Je m'arrête là pour ne pas faire de ce message un listing sans fin !

08/04/2005, 10h07
Eh bien, il y avait longtemps que je n'avais pas été aussi d'accord avec un posts. Ca me rassure car à force de me battre pour promouvoir une réflexion sur la tournure actuelle que prennent les évènements, je finissais par me dire qu'il fallait que je renonce à penser que d'autres psychologues pouvaient avoir une réflexion similaire à la mienne. J'espère que vous allez venir à la réunion de la FFPP la semaine prochaine.
Cordialement
TL

10/04/2005, 05h01
Je n'ai pas pu m'organiser pour aller à Lyon demain à partir de 18h30.

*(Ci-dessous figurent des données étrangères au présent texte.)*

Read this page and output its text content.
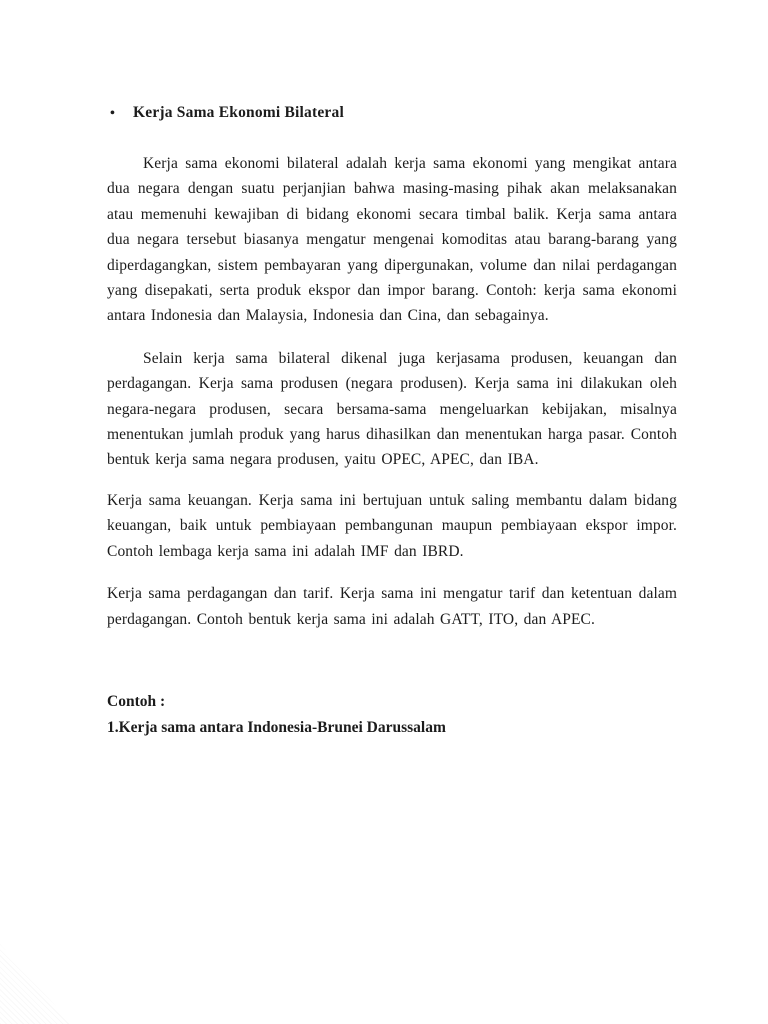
•	Kerja Sama Ekonomi Bilateral

Kerja sama ekonomi bilateral adalah kerja sama ekonomi yang mengikat antara dua negara dengan suatu perjanjian bahwa masing-masing pihak akan melaksanakan atau memenuhi kewajiban di bidang ekonomi secara timbal balik. Kerja sama antara dua negara tersebut biasanya mengatur mengenai komoditas atau barang-barang yang diperdagangkan, sistem pembayaran yang dipergunakan, volume dan nilai perdagangan yang disepakati, serta produk ekspor dan impor barang. Contoh: kerja sama ekonomi antara Indonesia dan Malaysia, Indonesia dan Cina, dan sebagainya.

Selain kerja sama bilateral dikenal juga kerjasama produsen, keuangan dan perdagangan. Kerja sama produsen (negara produsen). Kerja sama ini dilakukan oleh negara-negara produsen, secara bersama-sama mengeluarkan kebijakan, misalnya menentukan jumlah produk yang harus dihasilkan dan menentukan harga pasar. Contoh bentuk kerja sama negara produsen, yaitu OPEC, APEC, dan IBA.

Kerja sama keuangan. Kerja sama ini bertujuan untuk saling membantu dalam bidang keuangan, baik untuk pembiayaan pembangunan maupun pembiayaan ekspor impor. Contoh lembaga kerja sama ini adalah IMF dan IBRD.

Kerja sama perdagangan dan tarif. Kerja sama ini mengatur tarif dan ketentuan dalam perdagangan. Contoh bentuk kerja sama ini adalah GATT, ITO, dan APEC.

Contoh :

1.Kerja sama antara Indonesia-Brunei Darussalam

j'essayerai donc de prendre "le train en marche" le mois prochain.

Cordialement,
JJV

Florent
27/06/2005, 16h28
Je découvre avec bonheur ce forum, et ce thème, ou l'on se parle avec respect, où l'on s'écoute.

Je vous voulais aussi vous remercier jjv pour vos encouragements sur le forum du snp, ils m'ont donné envie de continuer à penser, à argumenter, une position politique pour les psychologues, une unification à laquelle je crois.